Un operatore a livello nazionale nel settore dei giochi leciti e delle scommesse, che esercita la propria attività principale sulla base di convenzioni di concessione stipulate con l’Agenzia delle Dogane e dei Monopoli, ha presentato una istanza alla Agenzia delle Entrate. In data 29 marzo 2019, la società e le organizzazioni sindacali hanno sottoscritto un accordo integrativo aziendale con decorrenza dal 1° gennaio 2019 e scadenza il 31 dicembre 2019. Tale accordo disciplinava vari aspetti del rapporto di lavoro, tra i quali l’istituzione di un Premio di risultato a valenza annuale.

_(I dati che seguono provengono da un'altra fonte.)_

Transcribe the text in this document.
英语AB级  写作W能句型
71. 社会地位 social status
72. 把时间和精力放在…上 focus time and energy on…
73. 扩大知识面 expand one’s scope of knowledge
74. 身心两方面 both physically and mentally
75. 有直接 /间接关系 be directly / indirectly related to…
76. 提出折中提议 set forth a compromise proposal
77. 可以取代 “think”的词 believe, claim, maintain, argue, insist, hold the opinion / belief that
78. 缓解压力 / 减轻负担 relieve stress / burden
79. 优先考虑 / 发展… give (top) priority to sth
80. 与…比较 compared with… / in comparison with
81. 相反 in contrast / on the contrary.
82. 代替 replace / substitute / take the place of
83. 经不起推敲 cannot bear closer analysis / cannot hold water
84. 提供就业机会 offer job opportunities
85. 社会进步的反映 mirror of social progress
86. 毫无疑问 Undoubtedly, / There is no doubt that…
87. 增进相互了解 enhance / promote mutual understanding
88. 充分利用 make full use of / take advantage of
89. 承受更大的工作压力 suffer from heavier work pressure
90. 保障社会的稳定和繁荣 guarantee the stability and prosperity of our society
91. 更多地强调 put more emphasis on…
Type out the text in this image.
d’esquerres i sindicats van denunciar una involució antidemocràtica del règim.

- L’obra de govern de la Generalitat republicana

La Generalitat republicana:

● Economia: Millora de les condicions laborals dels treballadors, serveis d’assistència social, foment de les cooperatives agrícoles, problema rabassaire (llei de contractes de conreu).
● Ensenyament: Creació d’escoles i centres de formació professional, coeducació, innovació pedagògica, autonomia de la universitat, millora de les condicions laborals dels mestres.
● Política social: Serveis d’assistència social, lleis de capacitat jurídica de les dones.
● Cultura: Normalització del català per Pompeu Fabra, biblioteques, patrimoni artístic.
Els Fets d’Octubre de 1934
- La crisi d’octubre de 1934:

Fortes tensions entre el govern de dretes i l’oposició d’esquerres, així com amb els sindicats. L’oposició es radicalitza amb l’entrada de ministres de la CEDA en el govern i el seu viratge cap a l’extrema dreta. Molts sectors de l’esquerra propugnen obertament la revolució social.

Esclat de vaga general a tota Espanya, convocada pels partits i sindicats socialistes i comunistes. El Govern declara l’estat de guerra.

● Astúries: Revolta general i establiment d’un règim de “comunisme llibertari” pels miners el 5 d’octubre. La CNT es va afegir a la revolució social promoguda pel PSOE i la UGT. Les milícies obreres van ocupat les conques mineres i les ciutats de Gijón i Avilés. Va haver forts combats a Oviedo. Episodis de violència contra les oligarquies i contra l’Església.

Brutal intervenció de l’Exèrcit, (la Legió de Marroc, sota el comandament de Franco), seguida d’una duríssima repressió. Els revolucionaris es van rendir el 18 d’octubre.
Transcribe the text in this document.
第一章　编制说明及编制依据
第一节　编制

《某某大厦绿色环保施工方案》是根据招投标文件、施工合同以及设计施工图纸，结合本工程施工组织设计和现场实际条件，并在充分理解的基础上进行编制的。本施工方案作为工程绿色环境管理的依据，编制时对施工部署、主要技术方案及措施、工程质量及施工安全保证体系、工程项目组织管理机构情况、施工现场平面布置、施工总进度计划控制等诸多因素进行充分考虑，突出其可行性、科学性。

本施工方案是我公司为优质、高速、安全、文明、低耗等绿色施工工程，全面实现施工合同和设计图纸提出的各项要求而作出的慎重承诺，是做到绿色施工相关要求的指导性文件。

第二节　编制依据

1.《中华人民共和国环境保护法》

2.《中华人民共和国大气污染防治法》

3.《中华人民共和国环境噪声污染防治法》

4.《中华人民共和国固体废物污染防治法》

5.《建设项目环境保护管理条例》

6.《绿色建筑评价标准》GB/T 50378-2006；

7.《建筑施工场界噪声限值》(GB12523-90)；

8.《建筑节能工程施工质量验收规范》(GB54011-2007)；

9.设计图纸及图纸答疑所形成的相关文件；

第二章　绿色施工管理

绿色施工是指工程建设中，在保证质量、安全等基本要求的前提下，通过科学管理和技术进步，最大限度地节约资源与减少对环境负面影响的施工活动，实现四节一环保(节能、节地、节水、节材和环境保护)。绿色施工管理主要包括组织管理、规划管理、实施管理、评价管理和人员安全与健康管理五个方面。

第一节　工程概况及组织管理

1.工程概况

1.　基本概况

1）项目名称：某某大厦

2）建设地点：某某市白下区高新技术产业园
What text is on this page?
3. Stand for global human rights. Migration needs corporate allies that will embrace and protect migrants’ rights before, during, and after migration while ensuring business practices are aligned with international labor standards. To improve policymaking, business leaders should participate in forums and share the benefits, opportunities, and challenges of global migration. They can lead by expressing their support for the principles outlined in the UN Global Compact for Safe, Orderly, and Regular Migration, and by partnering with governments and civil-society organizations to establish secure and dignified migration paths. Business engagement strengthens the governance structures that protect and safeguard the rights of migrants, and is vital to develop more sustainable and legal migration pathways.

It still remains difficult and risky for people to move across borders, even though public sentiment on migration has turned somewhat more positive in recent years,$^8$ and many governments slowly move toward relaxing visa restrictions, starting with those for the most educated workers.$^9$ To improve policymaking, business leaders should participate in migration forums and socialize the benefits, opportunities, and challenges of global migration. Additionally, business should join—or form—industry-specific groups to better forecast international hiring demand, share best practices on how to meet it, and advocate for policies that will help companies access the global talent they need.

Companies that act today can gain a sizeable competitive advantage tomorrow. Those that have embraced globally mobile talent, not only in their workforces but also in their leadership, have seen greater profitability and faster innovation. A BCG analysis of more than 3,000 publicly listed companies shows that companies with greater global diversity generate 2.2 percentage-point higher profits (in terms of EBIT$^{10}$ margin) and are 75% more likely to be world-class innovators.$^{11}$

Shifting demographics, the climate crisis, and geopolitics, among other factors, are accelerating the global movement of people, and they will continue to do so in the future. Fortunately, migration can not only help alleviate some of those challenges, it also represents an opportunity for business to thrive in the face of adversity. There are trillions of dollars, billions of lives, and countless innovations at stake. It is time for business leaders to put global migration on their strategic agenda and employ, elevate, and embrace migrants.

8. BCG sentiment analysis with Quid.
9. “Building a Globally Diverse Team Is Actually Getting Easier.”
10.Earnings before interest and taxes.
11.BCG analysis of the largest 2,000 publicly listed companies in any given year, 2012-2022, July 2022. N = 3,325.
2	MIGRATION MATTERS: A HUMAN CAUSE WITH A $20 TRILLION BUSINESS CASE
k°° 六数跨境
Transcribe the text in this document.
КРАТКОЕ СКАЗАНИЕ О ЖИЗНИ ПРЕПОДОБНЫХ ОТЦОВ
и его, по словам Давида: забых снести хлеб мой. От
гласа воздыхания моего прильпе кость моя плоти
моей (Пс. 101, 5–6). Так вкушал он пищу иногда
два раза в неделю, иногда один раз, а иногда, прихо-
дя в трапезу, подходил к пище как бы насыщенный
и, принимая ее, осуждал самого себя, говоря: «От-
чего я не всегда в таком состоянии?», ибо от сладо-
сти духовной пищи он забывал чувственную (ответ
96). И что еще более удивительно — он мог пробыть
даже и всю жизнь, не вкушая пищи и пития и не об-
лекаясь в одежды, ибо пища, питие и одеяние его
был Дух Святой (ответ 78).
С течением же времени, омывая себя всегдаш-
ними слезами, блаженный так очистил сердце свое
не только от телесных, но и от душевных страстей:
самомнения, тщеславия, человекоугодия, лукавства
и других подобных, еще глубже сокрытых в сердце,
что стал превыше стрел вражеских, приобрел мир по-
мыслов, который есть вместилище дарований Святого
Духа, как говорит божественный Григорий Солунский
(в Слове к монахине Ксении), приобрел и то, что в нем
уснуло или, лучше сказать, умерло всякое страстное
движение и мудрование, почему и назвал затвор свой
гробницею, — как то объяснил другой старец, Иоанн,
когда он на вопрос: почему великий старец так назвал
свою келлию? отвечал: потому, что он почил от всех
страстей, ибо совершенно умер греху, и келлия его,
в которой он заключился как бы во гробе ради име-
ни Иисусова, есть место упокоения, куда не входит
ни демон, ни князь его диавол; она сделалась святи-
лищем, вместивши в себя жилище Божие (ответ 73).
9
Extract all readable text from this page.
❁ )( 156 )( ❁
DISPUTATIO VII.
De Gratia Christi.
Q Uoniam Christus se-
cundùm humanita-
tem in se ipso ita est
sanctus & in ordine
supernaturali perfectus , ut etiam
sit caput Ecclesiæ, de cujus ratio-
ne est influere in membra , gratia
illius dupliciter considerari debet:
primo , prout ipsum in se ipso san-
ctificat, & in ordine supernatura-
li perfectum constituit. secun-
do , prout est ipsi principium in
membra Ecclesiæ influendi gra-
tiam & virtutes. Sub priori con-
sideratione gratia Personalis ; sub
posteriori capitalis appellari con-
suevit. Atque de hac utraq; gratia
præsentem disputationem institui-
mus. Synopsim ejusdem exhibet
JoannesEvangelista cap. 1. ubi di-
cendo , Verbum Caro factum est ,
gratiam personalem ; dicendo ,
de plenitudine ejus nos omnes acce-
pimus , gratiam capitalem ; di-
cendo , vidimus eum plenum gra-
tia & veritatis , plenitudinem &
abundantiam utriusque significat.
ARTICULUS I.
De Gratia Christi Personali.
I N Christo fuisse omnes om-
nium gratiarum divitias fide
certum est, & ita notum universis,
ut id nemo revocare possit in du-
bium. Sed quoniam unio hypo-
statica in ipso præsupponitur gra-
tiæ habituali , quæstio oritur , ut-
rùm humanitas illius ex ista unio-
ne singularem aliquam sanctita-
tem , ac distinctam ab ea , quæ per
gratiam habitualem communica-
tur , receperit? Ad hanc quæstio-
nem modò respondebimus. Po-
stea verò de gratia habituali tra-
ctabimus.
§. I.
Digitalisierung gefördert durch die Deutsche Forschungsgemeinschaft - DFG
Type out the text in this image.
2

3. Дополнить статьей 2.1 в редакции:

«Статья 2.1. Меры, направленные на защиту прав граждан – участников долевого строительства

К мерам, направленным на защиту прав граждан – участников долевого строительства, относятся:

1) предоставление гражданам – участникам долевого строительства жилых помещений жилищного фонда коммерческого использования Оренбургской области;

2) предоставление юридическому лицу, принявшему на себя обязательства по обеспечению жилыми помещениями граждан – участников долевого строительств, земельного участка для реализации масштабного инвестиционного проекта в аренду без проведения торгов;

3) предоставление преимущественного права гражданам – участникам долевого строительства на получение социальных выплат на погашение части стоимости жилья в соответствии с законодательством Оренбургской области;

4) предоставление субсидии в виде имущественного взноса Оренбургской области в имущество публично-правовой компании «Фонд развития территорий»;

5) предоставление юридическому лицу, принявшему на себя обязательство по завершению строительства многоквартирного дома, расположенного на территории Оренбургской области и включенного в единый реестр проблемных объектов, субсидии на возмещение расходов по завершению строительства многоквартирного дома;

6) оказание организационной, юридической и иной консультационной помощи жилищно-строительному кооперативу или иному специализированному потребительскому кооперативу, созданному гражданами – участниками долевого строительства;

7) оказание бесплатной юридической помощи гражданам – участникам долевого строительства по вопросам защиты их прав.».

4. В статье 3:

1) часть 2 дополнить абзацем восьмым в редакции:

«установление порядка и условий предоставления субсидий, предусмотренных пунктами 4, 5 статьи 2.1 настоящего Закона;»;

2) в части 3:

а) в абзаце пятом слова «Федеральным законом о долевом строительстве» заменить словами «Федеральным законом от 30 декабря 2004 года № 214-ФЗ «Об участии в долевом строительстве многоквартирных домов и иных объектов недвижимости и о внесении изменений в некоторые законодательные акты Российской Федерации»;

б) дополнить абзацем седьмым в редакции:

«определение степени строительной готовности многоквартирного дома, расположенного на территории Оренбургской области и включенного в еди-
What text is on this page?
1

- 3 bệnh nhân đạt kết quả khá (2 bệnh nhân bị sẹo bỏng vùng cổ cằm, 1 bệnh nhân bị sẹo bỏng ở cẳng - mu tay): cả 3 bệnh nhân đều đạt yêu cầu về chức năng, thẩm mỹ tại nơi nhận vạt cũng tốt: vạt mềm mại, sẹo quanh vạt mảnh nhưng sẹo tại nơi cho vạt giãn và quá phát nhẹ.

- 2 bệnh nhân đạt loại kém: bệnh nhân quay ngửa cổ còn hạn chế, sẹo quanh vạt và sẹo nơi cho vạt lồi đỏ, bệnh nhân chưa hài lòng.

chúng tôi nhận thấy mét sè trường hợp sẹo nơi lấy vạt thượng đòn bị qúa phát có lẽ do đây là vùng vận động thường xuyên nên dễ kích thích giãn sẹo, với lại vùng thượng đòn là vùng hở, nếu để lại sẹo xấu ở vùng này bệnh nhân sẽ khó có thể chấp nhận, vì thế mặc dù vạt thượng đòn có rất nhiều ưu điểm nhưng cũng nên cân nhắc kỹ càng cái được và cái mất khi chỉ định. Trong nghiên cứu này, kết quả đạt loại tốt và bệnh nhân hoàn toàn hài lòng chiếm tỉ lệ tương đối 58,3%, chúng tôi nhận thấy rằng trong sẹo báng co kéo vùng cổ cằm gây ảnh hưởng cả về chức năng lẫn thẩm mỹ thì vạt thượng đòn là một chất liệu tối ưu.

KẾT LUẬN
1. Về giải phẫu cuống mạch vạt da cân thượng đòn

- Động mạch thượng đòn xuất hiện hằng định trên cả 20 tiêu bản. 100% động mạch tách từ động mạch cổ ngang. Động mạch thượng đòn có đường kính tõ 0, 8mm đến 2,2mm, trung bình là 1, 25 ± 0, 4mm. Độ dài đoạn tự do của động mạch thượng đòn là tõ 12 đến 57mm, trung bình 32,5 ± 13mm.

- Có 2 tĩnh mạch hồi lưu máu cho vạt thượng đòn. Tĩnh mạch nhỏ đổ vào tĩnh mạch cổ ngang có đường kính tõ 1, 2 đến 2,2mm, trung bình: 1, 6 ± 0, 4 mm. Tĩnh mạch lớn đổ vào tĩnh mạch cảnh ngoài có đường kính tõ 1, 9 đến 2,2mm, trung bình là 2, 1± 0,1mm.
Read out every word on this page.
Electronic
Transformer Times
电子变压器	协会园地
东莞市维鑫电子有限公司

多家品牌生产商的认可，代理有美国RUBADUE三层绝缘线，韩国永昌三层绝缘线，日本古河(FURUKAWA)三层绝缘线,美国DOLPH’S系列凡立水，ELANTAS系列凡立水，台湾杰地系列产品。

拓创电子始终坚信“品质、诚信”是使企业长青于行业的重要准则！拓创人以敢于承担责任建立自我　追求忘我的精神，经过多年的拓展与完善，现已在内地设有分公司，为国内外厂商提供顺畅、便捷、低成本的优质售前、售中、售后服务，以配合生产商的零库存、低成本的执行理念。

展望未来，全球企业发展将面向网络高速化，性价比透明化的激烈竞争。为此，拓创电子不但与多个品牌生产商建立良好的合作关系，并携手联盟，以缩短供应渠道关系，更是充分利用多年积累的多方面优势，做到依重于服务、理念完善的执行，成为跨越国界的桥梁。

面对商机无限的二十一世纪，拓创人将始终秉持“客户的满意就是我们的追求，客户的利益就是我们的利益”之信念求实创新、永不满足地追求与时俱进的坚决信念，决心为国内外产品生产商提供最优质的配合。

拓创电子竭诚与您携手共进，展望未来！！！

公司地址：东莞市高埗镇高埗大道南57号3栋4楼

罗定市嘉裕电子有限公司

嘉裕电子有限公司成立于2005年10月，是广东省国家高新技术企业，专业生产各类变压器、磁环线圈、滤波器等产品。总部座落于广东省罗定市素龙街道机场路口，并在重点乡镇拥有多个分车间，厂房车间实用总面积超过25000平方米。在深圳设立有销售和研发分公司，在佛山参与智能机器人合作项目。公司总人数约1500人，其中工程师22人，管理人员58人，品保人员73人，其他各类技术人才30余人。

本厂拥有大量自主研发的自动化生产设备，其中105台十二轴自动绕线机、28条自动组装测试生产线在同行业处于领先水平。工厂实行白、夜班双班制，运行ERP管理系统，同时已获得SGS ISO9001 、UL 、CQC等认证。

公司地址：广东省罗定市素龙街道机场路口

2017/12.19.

Tuttavia, in considerazione della pandemia da Covid-19 e del DPCM 8 marzo2020 che ha disposto la sospensione delle attività di sale giochi, sale scommesse, sale bingo e locali assimilati, le medesime Parti non hanno potuto avviare il confronto sopra richiamato. Considerato, poi, il periodo di lockdown disposto dal DPCM del 22 marzo 2020 e dalle altre disposizioni emergenziali, le Parti, con accordo del 25 maggio 2020, hanno convenuto una seconda proroga del predetto contratto integrativo aziendale sinoal 31 luglio 2020, termine che avrebbe dovuto coincidere con la cessazione dello stato di emergenza.